Gary Fiskum, PhD
The Fiskum lab currently consists of three faculty members, one postdoctoral fellow, a lab manager, a lab helper, one summer medical student, one undergraduate student, three research specialists, and one administrative assistant. Several lab members have been part of the team for over 10 yr. The primary goal of the lab is to improve the understanding of the pathophysiology of both ischemic and traumatic brain injury and relationships between injury to the brain and multiple organ failure. Our approach to this goal utilizes pre-clinical animal models and clinical biomarkers, such as blood cell transcriptomics, bioenergetics, and clinical outcomes in patients with severe brain injury. Our mission is to develop clinically feasible and safe neuroprotective interventions for acute brain injury.
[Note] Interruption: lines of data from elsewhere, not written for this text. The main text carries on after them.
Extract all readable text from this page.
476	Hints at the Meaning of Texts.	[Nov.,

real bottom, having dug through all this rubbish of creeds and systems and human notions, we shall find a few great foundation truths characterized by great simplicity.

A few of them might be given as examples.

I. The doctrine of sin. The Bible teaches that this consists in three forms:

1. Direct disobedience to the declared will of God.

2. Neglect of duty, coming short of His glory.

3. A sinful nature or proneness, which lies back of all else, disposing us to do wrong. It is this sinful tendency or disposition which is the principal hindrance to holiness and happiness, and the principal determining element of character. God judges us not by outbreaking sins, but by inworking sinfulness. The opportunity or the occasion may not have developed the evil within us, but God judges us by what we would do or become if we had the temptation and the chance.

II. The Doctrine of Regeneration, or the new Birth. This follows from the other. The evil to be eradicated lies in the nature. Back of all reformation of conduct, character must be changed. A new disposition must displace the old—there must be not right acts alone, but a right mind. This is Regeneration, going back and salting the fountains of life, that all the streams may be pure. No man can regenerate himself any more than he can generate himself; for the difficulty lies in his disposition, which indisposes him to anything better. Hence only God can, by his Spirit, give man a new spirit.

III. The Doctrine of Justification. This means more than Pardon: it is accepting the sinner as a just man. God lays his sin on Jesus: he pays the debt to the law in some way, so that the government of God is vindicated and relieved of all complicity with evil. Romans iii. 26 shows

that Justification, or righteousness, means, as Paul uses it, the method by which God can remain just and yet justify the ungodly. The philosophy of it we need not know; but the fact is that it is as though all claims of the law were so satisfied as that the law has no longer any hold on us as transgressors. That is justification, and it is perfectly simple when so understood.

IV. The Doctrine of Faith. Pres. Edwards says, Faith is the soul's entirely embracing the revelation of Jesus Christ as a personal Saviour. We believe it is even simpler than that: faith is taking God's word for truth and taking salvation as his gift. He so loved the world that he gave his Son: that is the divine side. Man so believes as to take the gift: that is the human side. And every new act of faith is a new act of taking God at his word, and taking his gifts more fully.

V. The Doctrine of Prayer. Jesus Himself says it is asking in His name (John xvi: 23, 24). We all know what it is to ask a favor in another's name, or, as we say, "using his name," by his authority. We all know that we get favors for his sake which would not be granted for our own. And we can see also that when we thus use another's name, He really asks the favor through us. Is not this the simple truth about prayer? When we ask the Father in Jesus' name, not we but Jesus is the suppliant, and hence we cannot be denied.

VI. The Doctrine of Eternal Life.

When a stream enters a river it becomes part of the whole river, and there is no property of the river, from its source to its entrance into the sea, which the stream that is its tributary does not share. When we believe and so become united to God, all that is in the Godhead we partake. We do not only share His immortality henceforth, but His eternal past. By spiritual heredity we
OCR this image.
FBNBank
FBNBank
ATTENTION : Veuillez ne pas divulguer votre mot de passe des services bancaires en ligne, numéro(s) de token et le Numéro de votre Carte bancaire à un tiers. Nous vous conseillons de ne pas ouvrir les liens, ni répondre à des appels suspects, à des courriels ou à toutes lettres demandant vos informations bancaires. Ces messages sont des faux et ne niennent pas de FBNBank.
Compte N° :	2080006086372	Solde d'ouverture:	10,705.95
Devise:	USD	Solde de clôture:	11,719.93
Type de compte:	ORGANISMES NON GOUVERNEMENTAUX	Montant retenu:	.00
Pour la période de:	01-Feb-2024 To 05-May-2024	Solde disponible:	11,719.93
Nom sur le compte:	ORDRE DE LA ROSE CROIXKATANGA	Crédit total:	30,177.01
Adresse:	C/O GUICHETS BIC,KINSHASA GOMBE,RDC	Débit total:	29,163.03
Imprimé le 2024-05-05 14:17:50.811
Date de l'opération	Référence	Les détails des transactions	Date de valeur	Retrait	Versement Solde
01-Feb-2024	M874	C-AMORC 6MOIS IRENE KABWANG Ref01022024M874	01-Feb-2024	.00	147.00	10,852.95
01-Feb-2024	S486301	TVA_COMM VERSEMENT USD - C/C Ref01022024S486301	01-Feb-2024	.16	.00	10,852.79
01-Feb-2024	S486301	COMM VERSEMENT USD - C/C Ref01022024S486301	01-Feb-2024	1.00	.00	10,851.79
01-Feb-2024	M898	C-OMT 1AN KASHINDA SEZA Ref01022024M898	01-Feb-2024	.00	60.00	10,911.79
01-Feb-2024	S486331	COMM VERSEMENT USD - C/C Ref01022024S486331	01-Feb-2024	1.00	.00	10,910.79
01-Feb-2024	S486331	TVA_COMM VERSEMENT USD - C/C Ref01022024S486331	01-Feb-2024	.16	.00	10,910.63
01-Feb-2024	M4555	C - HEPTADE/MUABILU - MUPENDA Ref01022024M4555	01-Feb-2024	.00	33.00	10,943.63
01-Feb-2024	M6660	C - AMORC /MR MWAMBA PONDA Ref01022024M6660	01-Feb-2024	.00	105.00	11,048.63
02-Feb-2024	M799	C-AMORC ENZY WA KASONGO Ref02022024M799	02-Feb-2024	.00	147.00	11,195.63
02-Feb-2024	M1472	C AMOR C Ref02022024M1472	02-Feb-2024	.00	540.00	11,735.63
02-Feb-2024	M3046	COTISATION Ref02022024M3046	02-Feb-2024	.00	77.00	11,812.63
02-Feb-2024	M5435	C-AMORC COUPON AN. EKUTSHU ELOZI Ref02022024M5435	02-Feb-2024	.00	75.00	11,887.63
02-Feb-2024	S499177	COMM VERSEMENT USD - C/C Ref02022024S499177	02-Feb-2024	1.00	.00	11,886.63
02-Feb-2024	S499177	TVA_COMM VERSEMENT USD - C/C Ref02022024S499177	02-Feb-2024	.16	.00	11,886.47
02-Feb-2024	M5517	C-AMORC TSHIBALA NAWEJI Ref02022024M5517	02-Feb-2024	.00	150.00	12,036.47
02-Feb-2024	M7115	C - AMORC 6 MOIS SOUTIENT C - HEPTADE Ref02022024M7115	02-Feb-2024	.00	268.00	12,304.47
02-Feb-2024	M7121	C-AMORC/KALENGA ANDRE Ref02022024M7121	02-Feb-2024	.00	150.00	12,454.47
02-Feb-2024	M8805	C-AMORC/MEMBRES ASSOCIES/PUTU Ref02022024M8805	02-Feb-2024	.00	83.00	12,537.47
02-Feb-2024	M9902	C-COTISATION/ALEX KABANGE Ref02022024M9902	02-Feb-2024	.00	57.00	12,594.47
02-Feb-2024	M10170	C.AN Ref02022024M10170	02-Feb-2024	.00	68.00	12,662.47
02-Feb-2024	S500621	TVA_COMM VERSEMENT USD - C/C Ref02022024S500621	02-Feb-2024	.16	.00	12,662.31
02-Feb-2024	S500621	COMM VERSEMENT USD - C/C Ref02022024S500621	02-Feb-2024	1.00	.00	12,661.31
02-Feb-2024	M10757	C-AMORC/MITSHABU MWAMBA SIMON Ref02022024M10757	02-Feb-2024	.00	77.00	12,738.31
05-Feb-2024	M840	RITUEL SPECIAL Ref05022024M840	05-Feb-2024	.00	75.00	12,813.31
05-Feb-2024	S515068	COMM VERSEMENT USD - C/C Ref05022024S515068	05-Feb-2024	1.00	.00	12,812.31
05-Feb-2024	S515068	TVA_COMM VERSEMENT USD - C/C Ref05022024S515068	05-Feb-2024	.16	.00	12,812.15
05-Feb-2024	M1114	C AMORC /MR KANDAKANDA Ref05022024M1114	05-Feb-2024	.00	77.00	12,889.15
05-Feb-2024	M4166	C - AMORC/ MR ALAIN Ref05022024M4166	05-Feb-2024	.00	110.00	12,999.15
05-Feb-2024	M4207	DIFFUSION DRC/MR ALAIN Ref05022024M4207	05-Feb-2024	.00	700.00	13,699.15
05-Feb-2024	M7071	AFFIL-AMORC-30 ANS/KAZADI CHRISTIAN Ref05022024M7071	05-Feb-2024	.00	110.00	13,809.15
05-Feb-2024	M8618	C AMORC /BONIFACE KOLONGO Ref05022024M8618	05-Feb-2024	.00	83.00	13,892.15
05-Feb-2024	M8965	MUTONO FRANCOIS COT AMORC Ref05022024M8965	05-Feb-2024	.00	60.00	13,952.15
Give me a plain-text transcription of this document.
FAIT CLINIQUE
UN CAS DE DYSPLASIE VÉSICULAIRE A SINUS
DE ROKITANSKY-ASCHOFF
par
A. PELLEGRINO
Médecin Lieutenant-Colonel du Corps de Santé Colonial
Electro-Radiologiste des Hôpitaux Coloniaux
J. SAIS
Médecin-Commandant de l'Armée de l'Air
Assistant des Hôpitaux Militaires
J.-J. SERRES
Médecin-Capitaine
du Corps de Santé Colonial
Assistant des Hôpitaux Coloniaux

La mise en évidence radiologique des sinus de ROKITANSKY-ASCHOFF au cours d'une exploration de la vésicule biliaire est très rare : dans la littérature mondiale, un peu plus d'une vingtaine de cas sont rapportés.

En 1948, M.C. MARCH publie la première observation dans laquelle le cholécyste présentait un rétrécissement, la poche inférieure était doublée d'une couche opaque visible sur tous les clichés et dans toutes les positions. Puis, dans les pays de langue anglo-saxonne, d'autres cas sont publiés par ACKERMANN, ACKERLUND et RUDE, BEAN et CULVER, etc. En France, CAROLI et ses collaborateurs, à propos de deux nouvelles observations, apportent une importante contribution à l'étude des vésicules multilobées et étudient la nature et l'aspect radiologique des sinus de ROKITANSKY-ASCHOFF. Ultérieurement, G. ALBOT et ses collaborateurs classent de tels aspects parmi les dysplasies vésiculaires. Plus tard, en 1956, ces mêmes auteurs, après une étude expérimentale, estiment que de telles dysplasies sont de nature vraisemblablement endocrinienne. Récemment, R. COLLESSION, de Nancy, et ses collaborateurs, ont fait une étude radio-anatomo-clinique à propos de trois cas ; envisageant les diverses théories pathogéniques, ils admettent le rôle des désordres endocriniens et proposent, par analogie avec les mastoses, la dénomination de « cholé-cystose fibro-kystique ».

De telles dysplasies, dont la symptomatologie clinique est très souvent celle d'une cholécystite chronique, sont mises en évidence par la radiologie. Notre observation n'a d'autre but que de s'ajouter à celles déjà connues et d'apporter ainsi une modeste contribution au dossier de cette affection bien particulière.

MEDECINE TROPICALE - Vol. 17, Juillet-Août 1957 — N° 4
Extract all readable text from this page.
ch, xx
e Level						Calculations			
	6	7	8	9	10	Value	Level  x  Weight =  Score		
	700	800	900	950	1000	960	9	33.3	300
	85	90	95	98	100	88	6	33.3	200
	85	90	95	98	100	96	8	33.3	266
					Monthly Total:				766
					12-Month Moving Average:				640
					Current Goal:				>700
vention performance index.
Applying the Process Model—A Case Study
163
Our lab demonstrated that animals exposed to unnecessary hyperoxia following brain ischemia are just as damaging as hypoxia led to a fundamental change in the Advanced Cardiac Life Support Resuscitation guidelines in 2010, a change that has likely improved the survival and quality of life for many thousands of cardiac arrest patients. Many of our greater than 200 peer-reviewed research articles describe the complex interactions between oxidative stress and mitochondrial bioenergetics and the development of therapeutic interventions that target these interactions. For example, we were the first to demonstrate that pharmacologic activation of the Nrf2 pathway of antioxidant gene expression protects mitochondria from stress-induced dysfunction. We also identified sexually dimorphic differences in mitochondrial antioxidant molecules and changes in morphology that may be responsible for the relative resistance of female rat pups to brain injury caused by hypoxia.
Together with our collaborators at the University of Maryland School of Engineering, we developed a unique model of brain injury caused by explosions targeting military vehicles. Most importantly, modifications of the chassis design reduce brain injury and mortality.
Many brain-injured warfighters are transferred by air within a few days post-injury from combat zones to military medical centers. Using our highly innovative animal models, we demonstrated that the hypobaria experienced during these transfers actually worsens brain injury alone and in combination with polytrauma.
The lab is currently funded by four grants from either the US Army or US Air Force. We particularly value our collaboration with many other investigators at the University of Maryland Schools of Medicine, Engineering, and Nursing, the Air Force Research Laboratories, and the Walter Reed Army Institute of Research.